Pesquisas recentes corroboram a posição defendida pelo CEO do iFood. Estudo conjunto da Universidade de São Paulo e FIA Business School revela que 94% dos profissionais em trabalho remoto relatam melhoria na qualidade de vida. Paralelamente, dados da consultoria EY mostram que 74% dos empregadores observaram maior eficiência em suas equipes nos últimos anos.
“O problema geralmente está na gestão. É preciso entender que modelos diferentes requerem formatos de gestão diferentes. O maior erro está em tentar aplicar a mesma maneira em que se fazia a gestão do time no presencial para o modelo remoto. As rotinas, processos, fluxos, a comunicação, e até mesmo o ferramental, têm que ser diferentes”, explica o CEO da Impulso, people tech especializada em produtividade e reestruturação de equipes, Sylvestre Mergulhão.
Números contradizem argumentos contra o home office
O relatório de transformação digital da América Latina indica que empresas adeptas do trabalho remoto registram aumento de produtividade 41% maior em comparação às organizações que restringem atividades domiciliares. Adicionalmente, o estudo do National Bureau of Economic Research (NBER) demonstra que colaboradores remotos trabalham, em média, 48 minutos a mais por dia.
De acordo com Sylvestre Mergulhão, o recente exemplo da Meta ilustra como questões de produtividade podem ser erroneamente atribuídas ao trabalho remoto. “Mark Zuckerberg, em setembro de 2023, anunciou que funcionários da Meta teriam que dar adeus ao home office para retornar ao escritório.
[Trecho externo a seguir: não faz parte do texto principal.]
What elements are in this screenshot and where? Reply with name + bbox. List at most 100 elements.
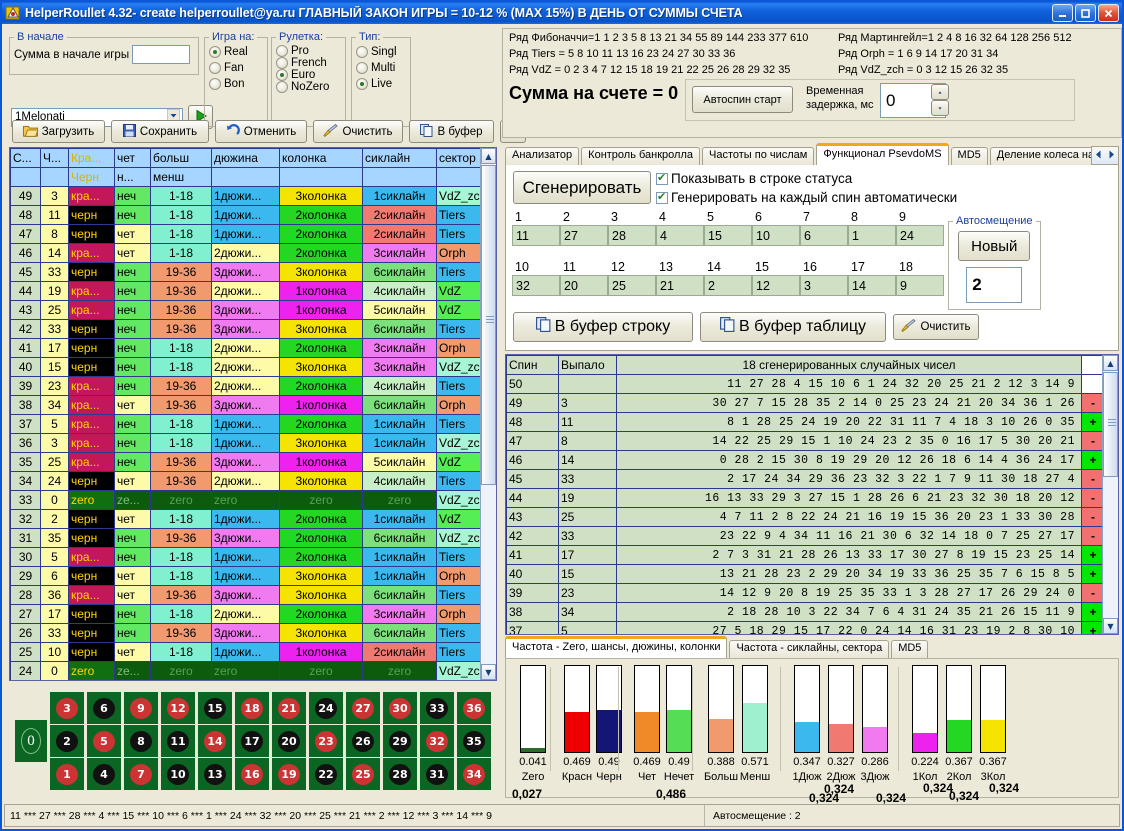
results-th-mark[interactable] xyxy=(1081,355,1105,375)
copy-row-button[interactable]: В буфер строку xyxy=(513,312,693,342)
board-cell[interactable]: 2 xyxy=(50,725,84,757)
table-row[interactable]: 41 17 2 7 3 31 21 28 26 13 33 17 30 27 8 … xyxy=(506,545,1105,565)
board-cell[interactable]: 16 xyxy=(235,758,269,790)
delay-spinner-down[interactable] xyxy=(931,100,949,116)
table-row[interactable]: 28 36 кра... чет 19-36 3дюжи... 3колонка 6сикла… xyxy=(10,585,496,605)
generated-number-cell[interactable]: 27 xyxy=(560,225,608,246)
tab-частоты-по-числам[interactable]: Частоты по числам xyxy=(702,147,815,165)
autospin-start-button[interactable]: Автоспин старт xyxy=(692,86,793,113)
generated-values-row-1[interactable]: 11 27 28 4 15 10 6 1 24 xyxy=(512,225,944,246)
freq-tab[interactable]: Частота - Zero, шансы, дюжины, колонки xyxy=(505,636,728,658)
board-cell[interactable]: 9 xyxy=(124,692,158,724)
board-cell[interactable]: 10 xyxy=(161,758,195,790)
scroll-thumb[interactable] xyxy=(1103,372,1118,477)
radio-nozero[interactable]: NoZero xyxy=(276,81,341,93)
generated-number-cell[interactable]: 21 xyxy=(656,275,704,296)
generated-number-cell[interactable]: 32 xyxy=(512,275,560,296)
radio-live[interactable]: Live xyxy=(356,78,406,90)
radio-singl[interactable]: Singl xyxy=(356,46,406,58)
generated-number-cell[interactable]: 9 xyxy=(896,275,944,296)
radio-multi[interactable]: Multi xyxy=(356,62,406,74)
generated-number-cell[interactable]: 28 xyxy=(608,225,656,246)
table-row[interactable]: 29 6 черн чет 1-18 1дюжи... 3колонка 1сиклайн Or… xyxy=(10,566,496,586)
save-button[interactable]: Сохранить xyxy=(111,120,209,143)
board-cell[interactable]: 13 xyxy=(198,758,232,790)
board-cell[interactable]: 20 xyxy=(272,725,306,757)
radio-euro[interactable]: Euro xyxy=(276,69,341,81)
generate-button[interactable]: Сгенерировать xyxy=(513,171,651,204)
results-th-spin[interactable]: Спин xyxy=(506,355,559,375)
generated-number-cell[interactable]: 25 xyxy=(608,275,656,296)
board-cell[interactable]: 19 xyxy=(272,758,306,790)
freq-tab[interactable]: Частота - сиклайны, сектора xyxy=(729,640,890,658)
generated-number-cell[interactable]: 11 xyxy=(512,225,560,246)
th-half[interactable]: больш xyxy=(150,148,212,168)
th-column[interactable]: колонка xyxy=(279,148,363,168)
table-row[interactable]: 2321кра...неч19-362дюжи...3колонка4сикла… xyxy=(11,681,498,682)
th-parity[interactable]: чет xyxy=(114,148,151,168)
generated-number-cell[interactable]: 20 xyxy=(560,275,608,296)
results-th-numbers[interactable]: 18 сгенерированных случайных чисел xyxy=(616,355,1082,375)
radio-real[interactable]: Real xyxy=(209,46,263,58)
minimize-button[interactable] xyxy=(1052,4,1073,22)
generator-clear-button[interactable]: Очистить xyxy=(893,314,979,340)
delay-spinner-up[interactable] xyxy=(931,84,949,100)
undo-button[interactable]: Отменить xyxy=(215,120,307,143)
board-cell[interactable]: 12 xyxy=(161,692,195,724)
roulette-board[interactable]: 0 3 6 9 12 15 18 21 24 27 30 33 36 2 5 8 11 14 17 20 23 26 2… xyxy=(9,686,497,798)
board-cell[interactable]: 25 xyxy=(346,758,380,790)
board-cell[interactable]: 3 xyxy=(50,692,84,724)
table-row[interactable]: 30 5 кра... неч 1-18 1дюжи... 2колонка 1сиклайн… xyxy=(10,547,496,567)
th-color[interactable]: Кра... xyxy=(68,148,115,168)
board-cell[interactable]: 5 xyxy=(87,725,121,757)
table-row[interactable]: 47 8 14 22 25 29 15 1 10 24 23 2 35 0 16 1… xyxy=(506,431,1105,451)
table-row[interactable]: 40 15 черн неч 1-18 2дюжи... 3колонка 3сиклайн V… xyxy=(10,357,496,377)
table-row[interactable]: 40 15 13 21 28 23 2 29 20 34 19 33 36 25 3… xyxy=(506,564,1105,584)
table-row[interactable]: 43 25 кра... неч 19-36 3дюжи... 1колонка 5сикла… xyxy=(10,300,496,320)
table-row[interactable]: 44 19 кра... неч 19-36 2дюжи... 1колонка 4сикла… xyxy=(10,281,496,301)
table-row[interactable]: 37 5 27 5 18 29 15 17 22 0 24 14 16 31 23 … xyxy=(506,621,1105,634)
radio-bon[interactable]: Bon xyxy=(209,78,263,90)
radio-french[interactable]: French xyxy=(276,57,341,69)
autoshift-new-button[interactable]: Новый xyxy=(958,231,1031,261)
table-row[interactable]: 43 25 4 7 11 2 8 22 24 21 16 19 15 36 20 … xyxy=(506,507,1105,527)
table-row[interactable]: 41 17 черн неч 1-18 2дюжи... 2колонка 3сиклайн O… xyxy=(10,338,496,358)
table-row[interactable]: 39 23 14 12 9 20 8 19 25 35 33 1 3 28 27 1… xyxy=(506,583,1105,603)
generated-number-cell[interactable]: 15 xyxy=(704,225,752,246)
tab-scroll-right-icon[interactable] xyxy=(1108,150,1115,162)
generated-number-cell[interactable]: 14 xyxy=(848,275,896,296)
board-cell[interactable]: 34 xyxy=(457,758,491,790)
table-row[interactable]: 46 14 0 28 2 15 30 8 19 29 20 12 26 18 6 … xyxy=(506,450,1105,470)
board-cell[interactable]: 4 xyxy=(87,758,121,790)
board-cell[interactable]: 28 xyxy=(383,758,417,790)
table-row[interactable]: 49 3 кра... неч 1-18 1дюжи... 3колонка 1сиклайн… xyxy=(10,186,496,206)
table-row[interactable]: 33 0 zero ze... zero zero zero zero VdZ_zch xyxy=(10,490,496,510)
tab-деление-колеса-на[interactable]: Деление колеса на xyxy=(989,147,1102,165)
board-cell[interactable]: 35 xyxy=(457,725,491,757)
board-cell[interactable]: 1 xyxy=(50,758,84,790)
board-cell[interactable]: 8 xyxy=(124,725,158,757)
table-row[interactable]: 36 3 кра... неч 1-18 1дюжи... 3колонка 1сиклайн… xyxy=(10,433,496,453)
board-cell[interactable]: 23 xyxy=(309,725,343,757)
board-cell[interactable]: 33 xyxy=(420,692,454,724)
th-number[interactable]: Ч... xyxy=(40,148,69,168)
generated-number-cell[interactable]: 4 xyxy=(656,225,704,246)
generated-number-cell[interactable]: 12 xyxy=(752,275,800,296)
scroll-up-icon[interactable]: ▲ xyxy=(1103,355,1118,371)
checkbox-show-status[interactable]: Показывать в строке статуса xyxy=(656,171,852,186)
table-row[interactable]: 46 14 кра... чет 1-18 2дюжи... 2колонка 3сиклай… xyxy=(10,243,496,263)
radio-fan[interactable]: Fan xyxy=(209,62,263,74)
table-row[interactable]: 39 23 кра... неч 19-36 2дюжи... 2колонка 4сикла… xyxy=(10,376,496,396)
board-cell[interactable]: 6 xyxy=(87,692,121,724)
table-row[interactable]: 42 33 черн неч 19-36 3дюжи... 3колонка 6сиклайн… xyxy=(10,319,496,339)
table-row[interactable]: 24 0 zero ze... zero zero zero zero VdZ_zch xyxy=(10,661,496,680)
table-row[interactable]: 48 11 черн неч 1-18 1дюжи... 2колонка 2сиклайн T… xyxy=(10,205,496,225)
start-sum-input[interactable] xyxy=(132,45,191,64)
generated-values-row-2[interactable]: 32 20 25 21 2 12 3 14 9 xyxy=(512,275,944,296)
table-row[interactable]: 44 19 16 13 33 29 3 27 15 1 28 26 6 21 23 … xyxy=(506,488,1105,508)
copy-table-button[interactable]: В буфер таблицу xyxy=(700,312,886,342)
th-spin[interactable]: С... xyxy=(10,148,41,168)
table-row[interactable]: 37 5 кра... неч 1-18 1дюжи... 2колонка 1сиклайн… xyxy=(10,414,496,434)
radio-pro[interactable]: Pro xyxy=(276,45,341,57)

O que alegou? Problemas de produtividade, afirmando que 2024 seria o ‘Ano da Eficiência’. Em janeiro de 2025, o executivo vai a público novamente, desta vez para comunicar que a gigante de tecnologia fará provavelmente a maior onda de demissão em massa da sua história. Quase 4 mil funcionários serão cortados. Praticamente 5% da sua força de trabalho global. A justificativa foi ‘Mau desempenho’. Ou seja, o problema não era o remoto”, afirma.
Diversidade e retenção de talentos como vantagens competitivas
O CEO do iFood também destacou um benefício estratégico do modelo remoto: 40% dos colaboradores da empresa residem a mais de 100 km de São Paulo e Campinas. “Essas pessoas em via de regra estão em lugares mais baratos que o custo de vida de São Paulo. Elas estão morando perto da mãe, porque a mãe está doente. Perto dos filhos, porque pai e mãe são separados. Na cidade natal, porque têm base de apoio e em um lugar mais barato que São Paulo. Qual a chance dessa pessoa lutar até o final para ficar nessa empresa?”, questionou, referindo-se ao comprometimento gerado pela flexibilidade geográfica.
Dados da McKinsey reforçam essa vantagem: equipes diversas étnica, regional e culturalmente têm 33% mais chances de obter melhores resultados, aumentando criatividade e capacidade de resolução de problemas.
“Em relação à cultura organizacional, que muitos alegam ser algo impossível de se construir no trabalho remoto, eu também discordo. É possível, sim, construir cultura no remoto, desde que o remoto seja a cultura”, reforça Mergulhão, da Impulso.
Adaptação é a chave do sucesso
Os dados disponíveis sugerem que a eficácia do trabalho remoto depende mais da qualidade da implementação e gestão do que do modelo em si. Com empresas reportando crescimento recorde durante períodos de trabalho remoto e colaboradores demonstrando maior satisfação e produtividade, o debate parece centrar-se não no “se” funciona, mas no “como” fazer funcionar adequadamente.